Enhanced Antimicrobial Efficacy of Bimetallic Porous CuO Microspheres Decorated with Ag Nanoparticles.

The antimicrobial action of porous CuO microspheres (μCuO), Ag nanoparticles (nAg), and bimetallic porous CuO microspheres decorated with Ag nanoparticles (μCuO/nAg) was evaluated against surrogate microorganisms representative of pathogens commonly implicated in foodborne and healthcare-associated human infections. This work addressed the Gram-negative bacteria E. coli (Escherichia coli O157:H7-GFP B6-914), Salmonella (Salmonella enterica serovar enteritidis phage-type PT21), and the Gram-positive bacteria Listeria (Listeria innocua), as well as environmental microorganisms derived from local river water. Compared to particles composed only of CuO or Ag, the bimetallic porous μCuO/nAg particle exhibits enhanced antimicrobial efficacy.
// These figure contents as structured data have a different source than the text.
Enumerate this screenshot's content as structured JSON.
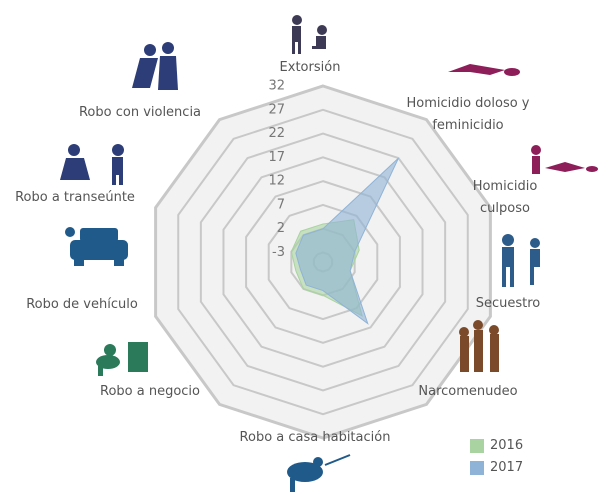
{
  "chart_data": {
    "type": "radar",
    "categories": [
      "Extorsión",
      "Homicidio doloso y feminicidio",
      "Homicidio culposo",
      "Secuestro",
      "Narcomenudeo",
      "Robo a casa habitación",
      "Robo a negocio",
      "Robo de vehículo",
      "Robo a transeúnte",
      "Robo con violencia"
    ],
    "series": [
      {
        "name": "2016",
        "color": "#a9d3a0",
        "values": [
          3,
          6,
          3,
          1,
          9,
          2,
          2,
          1,
          2,
          3
        ]
      },
      {
        "name": "2017",
        "color": "#8fb3d6",
        "values": [
          2,
          22,
          2,
          1,
          11,
          1,
          1,
          0,
          1,
          2
        ]
      }
    ],
    "ylim": [
      -5,
      32
    ],
    "yticks": [
      -3,
      2,
      7,
      12,
      17,
      22,
      27,
      32
    ],
    "grid": true,
    "legend": "bottom-right"
  }
}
The antimicrobial action of bimetallic porous μCuO/nAg particles is dose-dependent, with 50 μg/mL particle concentration completely inhibiting the growth of both the Gram-negative (Salmonella) and the Gram-positive (Listeria) bacteria after 6 h. To assess the mechanism of antimicrobial action, the changes in surface morphologies of bacteria treated with the particles were observed using scanning electron microscopy. In the case of the Gram-negative bacteria, the bacterial cell membrane is damaged, likely due to the release of metal ions from the particles; however, particle-induced cell membrane damage is not observed for Gram-positive bacteria. Collectively, results from this work shed further light on possible mechanisms of antimicrobial action of micro-/nanoparticles and highlight the potential for bimetallic particle-based inhibition of microbial infections.